Des petits commerçants et traiteurs waterlootois participent au projet en donnant des plats préparés et des denrées inutilisées qui auraient terminé leur course à la poubelle. La grande distribution collaborent également. Très récemment, le frigo a fait l’objet d’une inspection non annoncée de l’AFSCA dont le rapport s’est révélé très positif.

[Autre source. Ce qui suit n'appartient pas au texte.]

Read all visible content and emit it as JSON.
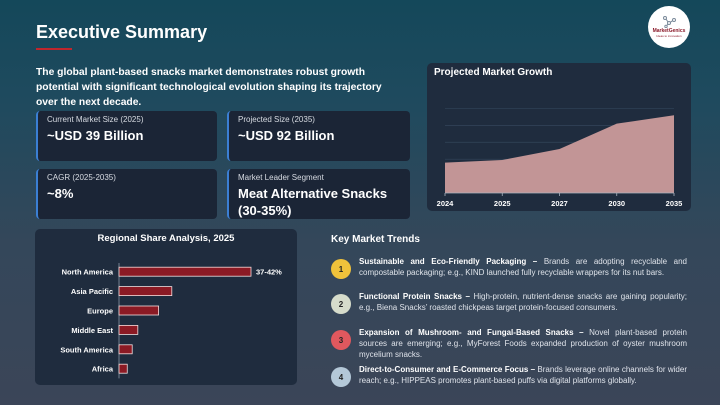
{
  "header": {
    "title": "Executive Summary",
    "logo_text": "MarketGenics",
    "logo_tagline": "Ideas to innovation"
  },
  "summary": "The global plant-based snacks market demonstrates robust growth potential with significant technological evolution shaping its trajectory over the next decade.",
  "cards": [
    {
      "label": "Current Market Size (2025)",
      "value": "~USD 39 Billion"
    },
    {
      "label": "Projected Size (2035)",
      "value": "~USD 92 Billion"
    },
    {
      "label": "CAGR (2025-2035)",
      "value": "~8%"
    },
    {
      "label": "Market Leader Segment",
      "value": "Meat Alternative Snacks (30-35%)"
    }
  ],
  "chart_data": [
    {
      "type": "area",
      "title": "Projected Market Growth",
      "categories": [
        "2024",
        "2025",
        "2027",
        "2030",
        "2035"
      ],
      "values": [
        36,
        39,
        52,
        82,
        92
      ],
      "ylim": [
        0,
        110
      ],
      "grid": true,
      "color": "#c29596"
    },
    {
      "type": "bar",
      "orientation": "horizontal",
      "title": "Regional Share Analysis, 2025",
      "categories": [
        "North America",
        "Asia Pacific",
        "Europe",
        "Middle East",
        "South America",
        "Africa"
      ],
      "values": [
        40,
        16,
        12,
        5.7,
        4,
        2.5
      ],
      "data_labels": [
        "37-42%",
        "",
        "",
        "",
        "",
        ""
      ],
      "color": "#8b1a24"
    }
  ],
  "trends": {
    "title": "Key Market Trends",
    "items": [
      {
        "num": "1",
        "color": "#f0c23b",
        "head": "Sustainable and Eco-Friendly Packaging –",
        "body": " Brands are adopting recyclable and compostable packaging; e.g., KIND launched fully recyclable wrappers for its nut bars."
      },
      {
        "num": "2",
        "color": "#d6dccb",
        "head": "Functional Protein Snacks –",
        "body": " High-protein, nutrient-dense snacks are gaining popularity; e.g., Biena Snacks’ roasted chickpeas target protein-focused consumers."
      },
      {
        "num": "3",
        "color": "#e0585e",
        "head": "Expansion of Mushroom- and Fungal-Based Snacks –",
        "body": " Novel plant-based protein sources are emerging; e.g., MyForest Foods expanded production of oyster mushroom mycelium snacks."
      },
      {
        "num": "4",
        "color": "#b4c8d8",
        "head": "Direct-to-Consumer and E-Commerce Focus –",
        "body": " Brands leverage online channels for wider reach; e.g., HIPPEAS promotes plant-based puffs via digital platforms globally."
      }
    ]
  }
}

Très vite, certaines personnes se sont plaintes du manque d’aliments mis à disposition ; Pierre Chaudoir et son équipe de bénévoles ont alors décidé de sensibiliser les enfants dans les écoles. Les enfants très réceptifs au projet sollicitent leurs parents et le taux de remplissage du frigo s’en est directement ressenti ; depuis, le frigo est réapprovisionné trois fois par jour en moyenne!
A Ath
Delphine Naraïpratan, infirmière urgentiste à l’Hôpital d’Ath, avait entendu parler du frigo solidaire à Waterloo. Elle contacte les responsables du projet et propose à son tout jeune service-club de développer l’idée. C’est ainsi que le frigo solidaire baptisé « Ath Toi » a vu le jour en mars 2017 dans la cité des géants. « Nous avons lancé un appel via Facebook et un particulier nous a fait don d’un frigo. » nous confie Delphine. Installé près de l’entrée des services sociaux du CPAS, l’appareil est nettoyé et inspecté par une dizaine de bénévoles recrutés notamment sur les réseaux sociaux. Le CPAS a également installé une armoire destinée à accueillir des denrées non périssables. « Le rôle du CPAS était surtout de s’assurer la promotion du projet notamment par la distribution de folders, nous explique Christophe Degand, président du CPAS. Nous avons installé le frigo à proximité de l’entrée du CPAS à l’abri et, jusqu’ici, nous n’avons rencontré aucun problème de sécurité. » Le remplissage du frigo est assez irrégulier, nous avoue Ch. Degang : » Il y a un effet cyclique. Après le weekend, le frigo est souvent bien rempli puis, en fin de semaine, il est généralement vide. Notre but est de faire appel à la générosité et d’encourager les Athois à déposer des denrées avant un départ en vacances ou après une fête par exemple. » « Des restaurateurs et des commerçants de la région jouent le jeu, ajoute Delphine, et nous sommes agréablement surpris du respect autour du frigo sur lequel nous avons d’ailleurs affiché la charte de l’utilisateur. »
A Namur
Suite à une expérience positive en partenariat avec la ville de Namur, l’asbl « Une main tendue » – qui propose notamment des colis alimentaires et un service de restaurant social – va installer début septembre un frigo solidaire. Le projet a pu se concrétiser grâce au soutien de la Région Wallonne; un subside a été octroyé à l’association pour l’achat du frigo après introduction d’un dossier suite à un appel à projets lancé par le ministre Carlo Di Antonio. « Contrairement à ce qui se fait ailleurs, le frigo ne pourra être rempli que par des membres de l’association, comme nous l’explique Jean-Claude Mantez, coordinateur, il sera accessible de 9h à 21h. » 1100 familles bénéficient déjà de l’aide alimentaire fournie par « Une main tendue ». « Nous avons développé ce projet pour les personnes en difficulté qui ne franchissent pas la porte de l’association pour différentes raisons. Peut-être qu’après la porte du frigo, elles pousseront celles de notre association. » nous confie Jean-Claude Mantez.
En région bruxelloise, des frigos solidaires existent notamment à Schaerbeek grâce à l’asbl Corvia. En avril 2017, le collectif Open Free Go Uccle a installé un frigo ouvert à tous : familles précarisées, étudiants, sans abris ou retraités qui n’arrivent pas à joindre les deux bouts. Il est géré par une quinzaine de bénévoles.
Le mouvement semble donc faire tâche d’huile… ce qui, dans le cas présent, est plutôt une bonne nouvelle!